Just as I made a mental note to speak to Gumpert about Moses’ dishevelled quarters, he burst into my conservatory-cum-nook looking beetroot red with agitation. With his hair looking lank and with rather large dark circles under his eyes, Gumpert appeared to be in no better state than poor Moses, who just at that moment had glooped lazily to the surface of his slime tank to grasp what turned out to be an imaginary morsel of food. I could only think my sinewy companion was exhausted from his endeavours the day before. It had been another wet day across Biffordshire and Gumpert had plumped to spend it in his room choosing a new wallpaper and duvet set with the man from the Haberdashers in the village. They certainly had been hard at it given the thumping and banging which emanated from his quarters for the best part of the day.
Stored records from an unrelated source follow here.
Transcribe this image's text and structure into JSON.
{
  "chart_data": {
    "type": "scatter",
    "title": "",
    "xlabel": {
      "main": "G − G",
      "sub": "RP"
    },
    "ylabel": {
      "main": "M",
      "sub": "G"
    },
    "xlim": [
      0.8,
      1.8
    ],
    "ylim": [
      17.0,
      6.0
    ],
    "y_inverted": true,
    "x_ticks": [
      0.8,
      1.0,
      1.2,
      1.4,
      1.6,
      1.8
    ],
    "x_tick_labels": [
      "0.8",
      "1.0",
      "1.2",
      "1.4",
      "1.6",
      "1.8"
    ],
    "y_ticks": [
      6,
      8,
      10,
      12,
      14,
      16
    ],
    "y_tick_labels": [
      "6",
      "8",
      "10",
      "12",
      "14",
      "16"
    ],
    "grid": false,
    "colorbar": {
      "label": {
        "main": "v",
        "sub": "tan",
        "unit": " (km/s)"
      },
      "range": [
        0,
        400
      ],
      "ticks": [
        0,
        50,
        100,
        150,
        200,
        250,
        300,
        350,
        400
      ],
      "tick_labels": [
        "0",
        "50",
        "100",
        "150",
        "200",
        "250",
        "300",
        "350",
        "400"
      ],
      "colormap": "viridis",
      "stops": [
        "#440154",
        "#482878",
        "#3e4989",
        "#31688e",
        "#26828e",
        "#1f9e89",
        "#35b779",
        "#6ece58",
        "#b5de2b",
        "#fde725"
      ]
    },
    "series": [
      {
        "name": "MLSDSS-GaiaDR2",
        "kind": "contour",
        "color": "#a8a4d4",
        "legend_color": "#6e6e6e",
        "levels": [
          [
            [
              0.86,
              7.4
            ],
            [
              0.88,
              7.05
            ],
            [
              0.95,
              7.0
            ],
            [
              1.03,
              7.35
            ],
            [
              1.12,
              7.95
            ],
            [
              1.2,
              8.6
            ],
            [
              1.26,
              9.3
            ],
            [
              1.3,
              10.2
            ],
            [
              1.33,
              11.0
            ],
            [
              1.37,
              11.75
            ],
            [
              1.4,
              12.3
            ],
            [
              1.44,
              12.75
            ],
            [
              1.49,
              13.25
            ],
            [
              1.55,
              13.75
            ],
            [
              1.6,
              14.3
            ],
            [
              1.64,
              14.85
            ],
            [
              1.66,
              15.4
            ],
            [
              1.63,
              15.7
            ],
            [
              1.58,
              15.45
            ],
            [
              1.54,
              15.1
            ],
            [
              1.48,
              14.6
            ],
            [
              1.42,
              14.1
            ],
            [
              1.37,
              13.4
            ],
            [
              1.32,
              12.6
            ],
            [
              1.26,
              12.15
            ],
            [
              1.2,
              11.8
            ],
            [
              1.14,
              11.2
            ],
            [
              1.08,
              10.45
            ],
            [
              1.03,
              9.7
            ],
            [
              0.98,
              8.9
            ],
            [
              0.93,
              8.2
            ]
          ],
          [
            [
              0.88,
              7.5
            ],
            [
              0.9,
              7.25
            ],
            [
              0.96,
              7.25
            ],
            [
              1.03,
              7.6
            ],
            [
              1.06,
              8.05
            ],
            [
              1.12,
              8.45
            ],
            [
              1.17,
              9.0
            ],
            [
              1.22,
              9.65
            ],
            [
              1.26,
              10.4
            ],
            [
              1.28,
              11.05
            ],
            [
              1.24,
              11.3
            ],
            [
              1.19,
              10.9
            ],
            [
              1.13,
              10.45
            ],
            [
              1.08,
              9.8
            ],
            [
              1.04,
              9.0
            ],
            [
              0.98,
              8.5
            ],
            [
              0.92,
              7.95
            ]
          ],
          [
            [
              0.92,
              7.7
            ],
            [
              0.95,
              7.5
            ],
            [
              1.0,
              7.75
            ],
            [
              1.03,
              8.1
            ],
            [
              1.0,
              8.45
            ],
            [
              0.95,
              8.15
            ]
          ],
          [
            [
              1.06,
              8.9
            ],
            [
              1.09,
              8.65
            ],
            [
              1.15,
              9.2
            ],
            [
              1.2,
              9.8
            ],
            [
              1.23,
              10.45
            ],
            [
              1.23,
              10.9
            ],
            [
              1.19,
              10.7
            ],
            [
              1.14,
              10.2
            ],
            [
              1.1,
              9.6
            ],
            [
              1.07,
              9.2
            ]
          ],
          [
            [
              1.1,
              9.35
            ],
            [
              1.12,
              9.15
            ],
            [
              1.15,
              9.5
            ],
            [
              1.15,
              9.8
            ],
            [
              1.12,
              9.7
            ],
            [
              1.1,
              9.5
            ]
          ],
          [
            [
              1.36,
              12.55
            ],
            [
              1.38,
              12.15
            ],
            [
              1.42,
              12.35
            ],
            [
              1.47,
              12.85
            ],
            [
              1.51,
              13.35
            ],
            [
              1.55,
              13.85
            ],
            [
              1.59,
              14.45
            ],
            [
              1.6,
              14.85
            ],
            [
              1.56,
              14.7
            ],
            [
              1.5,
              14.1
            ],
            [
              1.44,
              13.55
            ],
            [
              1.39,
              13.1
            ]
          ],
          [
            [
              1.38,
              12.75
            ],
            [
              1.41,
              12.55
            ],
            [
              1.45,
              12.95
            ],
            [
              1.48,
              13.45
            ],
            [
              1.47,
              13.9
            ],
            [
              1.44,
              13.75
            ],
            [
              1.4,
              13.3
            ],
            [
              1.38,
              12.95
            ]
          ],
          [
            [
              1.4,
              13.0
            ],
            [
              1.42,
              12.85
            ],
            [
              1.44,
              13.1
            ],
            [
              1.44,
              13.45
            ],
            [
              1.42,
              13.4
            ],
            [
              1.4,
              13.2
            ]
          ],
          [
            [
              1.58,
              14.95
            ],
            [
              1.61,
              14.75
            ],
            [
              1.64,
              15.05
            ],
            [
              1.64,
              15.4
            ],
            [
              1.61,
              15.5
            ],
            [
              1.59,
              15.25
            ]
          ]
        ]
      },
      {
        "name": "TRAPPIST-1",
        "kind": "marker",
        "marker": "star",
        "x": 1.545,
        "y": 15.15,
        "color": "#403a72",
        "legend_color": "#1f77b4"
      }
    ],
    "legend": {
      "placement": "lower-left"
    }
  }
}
My lithe South American domestic took no notice of poor Moses’ mucoid mouthings and proceeded with very little ado to explain the cause of his ire. As he did so he gesticulated that I should follow him pass the oak landing tablette, so generously provided to me by my parishioners, over the Persian carpeted stairs, past the mahogany style portmanteau at the foot of the stairs and into the living room, which was now bathed in the most glorious mid-afternoon light. Gumpert, who had managed to multi-task by walking down the stairs while rolling one of his foul smelling Moroccan cigarillos, had slumped into an arm chair and simply nodded towards the cause of his irritation. Following his gaze I could see that a small bird, a tit, if my ornithological senses were correct, had managed to somehow secure access to the house and was now sitting atop the oak Grandfather clock so kindly provided to me by my parishioners. Wisely Gumpert had already opened the large bay window, through which such excellent views of the Biffordshire Downs are afforded. Despite Gumpert’s best efforts to coax the flighty creature from its perch using a towel and an overripe avocado, a gift to the bird he later explained, it had refused to budge.

Suddenly a beam of ethereal light shone in through the open bay window and struck the face of the Grandfather clock, before it slowly moved down to reflect gloriously from the clock’s chiming mechanism. My path suddenly became clear. Why, just waiting for the venerable and well varnished time piece to strike would surely be enough to encourage the tit to accept the chance of freedom so graciously provided to it by Gumpert.  As I looked at Gumpert, my heart fair burst with pride at his empathetic stance towards our unheralded visitor, particularly as small, feathery birds are quite the delicacy in his home village. Within moments, the clanging chime of the clock struck and the tit raced through the open window and into the bright afternoon sky. Verily, the Lord doth move in mysterious ways!

  • The Very Reverend Archbishop Dr Robert Carolgees will be signing copies of his new book Bath time with the Angels at the Clump Cineplex, Bowling and Tiddlywink Alley next Friday. Asthmatics are asked to book in advance.